11. A computer-implemented neural network system for autoregressively generating a filter bank representation of an audio signal from multiple current filter bank samples, wherein, The plurality of current filter bank samples correspond to the current time slot, and each current filter bank sample corresponds to a corresponding channel of the filter bank. The neural network system includes: A hierarchical structure of multiple neural network processing layers ordered from top to bottom, wherein each of the multiple neural network processing layers has been trained to generate conditioning information based on previous filter bank samples represented by the filter bank, and for at least each processing layer other than the top processing layer, also based on conditioning information generated by higher processing layers in the hierarchy. An output stage, trained to generate a probability distribution of the plurality of current filter bank samples based on previous filter bank samples corresponding to one or more previous time slots of the filter bank representation and the conditioning information generated from the lowest processing layer, is configured to sample the probability distribution to obtain the current filter bank samples. Each processing layer includes a convolutional module configured to receive samples of the previous filter bank represented by the filter bank, wherein the number of input channels of each convolutional module is the same as the number of channels of the filter bank, and wherein the kernel size of the convolutional module decreases from the top processing layer to the bottom processing layer in the hierarchy.

12. A method for regressively generating a filter bank representation of an audio signal from multiple current filter bank samples, wherein, The plurality of current filter bank samples correspond to current time slots, and each current filter bank sample corresponds to a corresponding channel of the filter bank, the method comprising generating and sampling a probability distribution using a system as described in any of the preceding claims.

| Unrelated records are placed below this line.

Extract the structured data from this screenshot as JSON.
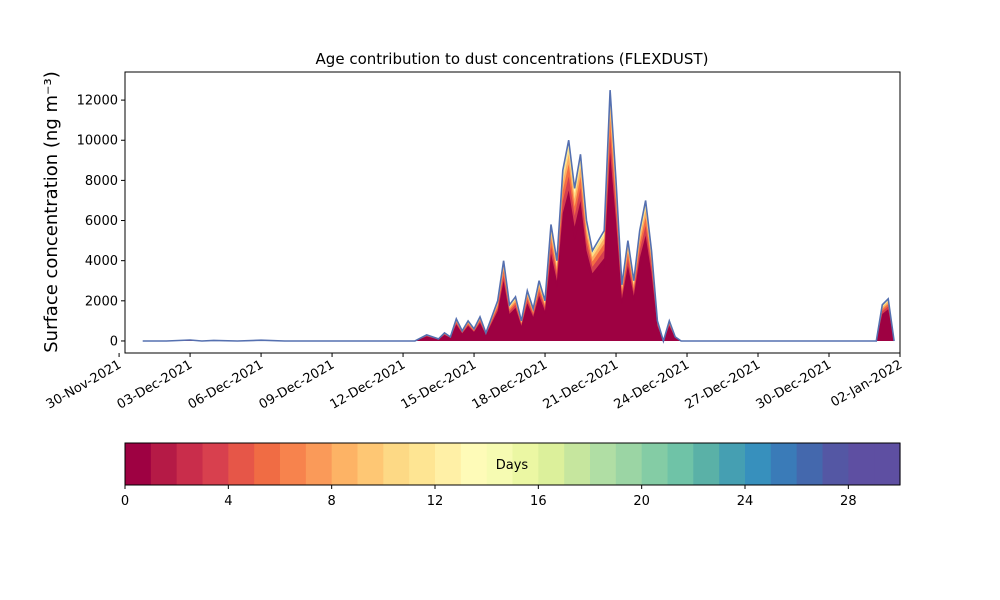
{
  "chart_data": {
    "type": "area",
    "title": "Age contribution to dust concentrations (FLEXDUST)",
    "ylabel": "Surface concentration (ng m⁻³)",
    "xlabel": "",
    "ylim": [
      -600,
      13400
    ],
    "yticks": [
      0,
      2000,
      4000,
      6000,
      8000,
      10000,
      12000
    ],
    "xlim": [
      "2021-11-30T06:00",
      "2022-01-02T00:00"
    ],
    "xticks": [
      "30-Nov-2021",
      "03-Dec-2021",
      "06-Dec-2021",
      "09-Dec-2021",
      "12-Dec-2021",
      "15-Dec-2021",
      "18-Dec-2021",
      "21-Dec-2021",
      "24-Dec-2021",
      "27-Dec-2021",
      "30-Dec-2021",
      "02-Jan-2022"
    ],
    "grid": false,
    "series_note_colors": [
      "#9e0142",
      "#d53e4f",
      "#f46d43",
      "#fdae61",
      "#fee08b",
      "#ffffbf",
      "#e6f598",
      "#abdda4",
      "#66c2a5",
      "#3288bd",
      "#5e4fa2"
    ],
    "total_line_color": "#5570b0",
    "x": [
      "2021-12-01T00:00",
      "2021-12-02T00:00",
      "2021-12-03T00:00",
      "2021-12-03T12:00",
      "2021-12-04T00:00",
      "2021-12-05T00:00",
      "2021-12-06T00:00",
      "2021-12-07T00:00",
      "2021-12-08T00:00",
      "2021-12-09T00:00",
      "2021-12-10T00:00",
      "2021-12-11T00:00",
      "2021-12-12T00:00",
      "2021-12-12T12:00",
      "2021-12-13T00:00",
      "2021-12-13T12:00",
      "2021-12-13T18:00",
      "2021-12-14T00:00",
      "2021-12-14T06:00",
      "2021-12-14T12:00",
      "2021-12-14T18:00",
      "2021-12-15T00:00",
      "2021-12-15T06:00",
      "2021-12-15T12:00",
      "2021-12-15T18:00",
      "2021-12-16T00:00",
      "2021-12-16T06:00",
      "2021-12-16T12:00",
      "2021-12-16T18:00",
      "2021-12-17T00:00",
      "2021-12-17T06:00",
      "2021-12-17T12:00",
      "2021-12-17T18:00",
      "2021-12-18T00:00",
      "2021-12-18T06:00",
      "2021-12-18T12:00",
      "2021-12-18T18:00",
      "2021-12-19T00:00",
      "2021-12-19T06:00",
      "2021-12-19T12:00",
      "2021-12-19T18:00",
      "2021-12-20T00:00",
      "2021-12-20T06:00",
      "2021-12-20T12:00",
      "2021-12-20T18:00",
      "2021-12-21T00:00",
      "2021-12-21T06:00",
      "2021-12-21T12:00",
      "2021-12-21T18:00",
      "2021-12-22T00:00",
      "2021-12-22T06:00",
      "2021-12-22T12:00",
      "2021-12-22T18:00",
      "2021-12-23T00:00",
      "2021-12-23T06:00",
      "2021-12-23T12:00",
      "2021-12-23T18:00",
      "2021-12-24T00:00",
      "2021-12-24T06:00",
      "2021-12-24T12:00",
      "2021-12-24T18:00",
      "2021-12-25T00:00",
      "2021-12-26T00:00",
      "2021-12-27T00:00",
      "2021-12-28T00:00",
      "2021-12-29T00:00",
      "2021-12-30T00:00",
      "2021-12-31T00:00",
      "2021-12-31T12:00",
      "2021-12-31T18:00",
      "2022-01-01T00:00",
      "2022-01-01T06:00",
      "2022-01-01T12:00",
      "2022-01-01T18:00"
    ],
    "values": [
      0,
      0,
      50,
      0,
      30,
      0,
      40,
      0,
      0,
      0,
      0,
      0,
      0,
      0,
      300,
      100,
      400,
      200,
      1100,
      500,
      1000,
      600,
      1200,
      400,
      1200,
      2000,
      4000,
      1800,
      2200,
      1000,
      2500,
      1600,
      3000,
      2000,
      5800,
      4000,
      8500,
      10000,
      7600,
      9300,
      6000,
      4500,
      5000,
      5500,
      12500,
      8000,
      2800,
      5000,
      3000,
      5500,
      7000,
      4500,
      1000,
      0,
      1000,
      200,
      0,
      0,
      0,
      0,
      0,
      0,
      0,
      0,
      0,
      0,
      0,
      0,
      0,
      0,
      0,
      1800,
      2100,
      0
    ],
    "colorbar": {
      "label": "Days",
      "range": [
        0,
        30
      ],
      "ticks": [
        "0",
        "4",
        "8",
        "12",
        "16",
        "20",
        "24",
        "28"
      ],
      "bands": [
        "#9e0142",
        "#b51a46",
        "#c92d4b",
        "#d8404e",
        "#e65648",
        "#f06c44",
        "#f7834d",
        "#fa9a59",
        "#fdb365",
        "#fec774",
        "#fdd985",
        "#fee593",
        "#fff0a6",
        "#fefbb8",
        "#f6fbb2",
        "#ebf7a3",
        "#dcf09b",
        "#c6e69e",
        "#b0dea4",
        "#9bd5a4",
        "#84cca5",
        "#6fc3a7",
        "#5ab1a7",
        "#459fb2",
        "#3790bd",
        "#3a7bb8",
        "#4468ad",
        "#5457a4",
        "#5e4fa2",
        "#5e4fa2"
      ]
    }
  }
}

13. The method of claim 12, comprising the following steps: - The plurality of neural network processing layers are used to generate conditioning information, wherein the conditioning information is generated using the bottom processing layer; and - The probability distribution is generated using the output stage based on previous filter bank samples corresponding to one or more previous time slots represented by the filter bank and the conditioning information generated using the bottom processing layer.

14. A non-transitory computer-readable medium storing instructions that, when executed by at least one computer processor belonging to computer hardware, are operable to use the computer hardware to implement the system according to any one of claims 1 to 11 and / or perform the method according to claims 12 and 13.